India 10-Year Bond Yield Rises To 3-Week High

India’s benchmark 10-year bond yield touched a three-week high in early trade today


India’s benchmark 10-year bond yield touched a three-week high in early trade on Tuesday, as global crude oil prices rose further raising concerns over the need for the central bank to tighten monetary policy aggressively to contain inflation.

The benchmark bond yield was trading at 7.46 per cent by 0606 GMT, its highest since May 9.

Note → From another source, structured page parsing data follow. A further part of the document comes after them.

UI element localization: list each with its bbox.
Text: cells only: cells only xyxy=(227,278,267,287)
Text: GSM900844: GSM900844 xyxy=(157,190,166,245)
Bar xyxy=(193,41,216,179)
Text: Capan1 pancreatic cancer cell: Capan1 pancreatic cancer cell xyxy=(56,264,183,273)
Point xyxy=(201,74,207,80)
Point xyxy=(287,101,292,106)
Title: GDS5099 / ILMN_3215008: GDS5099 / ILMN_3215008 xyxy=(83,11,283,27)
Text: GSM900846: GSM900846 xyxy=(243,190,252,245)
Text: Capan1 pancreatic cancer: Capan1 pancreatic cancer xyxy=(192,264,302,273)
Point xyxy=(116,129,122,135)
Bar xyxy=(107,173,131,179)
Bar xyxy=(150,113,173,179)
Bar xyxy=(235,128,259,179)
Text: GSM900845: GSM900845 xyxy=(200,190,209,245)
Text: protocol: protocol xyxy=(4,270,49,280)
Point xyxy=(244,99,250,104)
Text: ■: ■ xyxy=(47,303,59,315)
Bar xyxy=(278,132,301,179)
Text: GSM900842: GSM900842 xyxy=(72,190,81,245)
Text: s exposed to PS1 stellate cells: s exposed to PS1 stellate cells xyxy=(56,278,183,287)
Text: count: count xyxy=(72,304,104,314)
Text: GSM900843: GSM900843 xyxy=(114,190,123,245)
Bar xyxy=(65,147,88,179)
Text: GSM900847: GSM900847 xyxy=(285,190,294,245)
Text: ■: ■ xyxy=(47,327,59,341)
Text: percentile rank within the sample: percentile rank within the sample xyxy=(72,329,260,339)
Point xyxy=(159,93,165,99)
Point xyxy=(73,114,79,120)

Oil prices extended gains after the EU agreed to slash oil imports from Russia, fuelling worries of a tighter market already strained for supplies amid rising demand ahead of peak US and European summer driving season.

“Crude is holding above $120 a barrel. It is likely to keep the upward pressure on domestic inflation, so expectations that inflation will start easing may not necessarily materialise,” a senior trader at a foreign bank said.

India imports nearly 85 per cent of its oil needs and high crude pushes up imported inflation. Traders will be looking at the GDP data due at 1200 GMT for near-term cues.

Asia’s third-largest economy probably grew 4.0 per cent in the January-March quarter from a year earlier, a Reuters poll showed last week. That would be the slowest pace in a year, following 5.4 per cent growth in the previous quarter.

The latest Reuters poll conducted post the out-of-turn 40 basis point rate increase earlier in May, showed over a quarter of economists, 14 of 53, expect the RBI to hike by 35 basis points to 4.75 per cent in June, while 20 expect a larger move ranging from 40-75 basis points, including 10 who forecast a 50-basis-point hike.

The monetary policy committee is due to announce its next policy decision on June 8.

The RBI’s primary focus is to bring inflation down closer to target but it cannot disregard the concerns around growth, Governor Shaktikanta Das told the Economic Times newspaper in an interview last week.

“The MPC next week will be the key trigger now. Depending on today’s GDP data, we need to see if they stick to a potential 50 bps rate increase or go for something smaller to protect growth,” a senior dealer with a private bank said.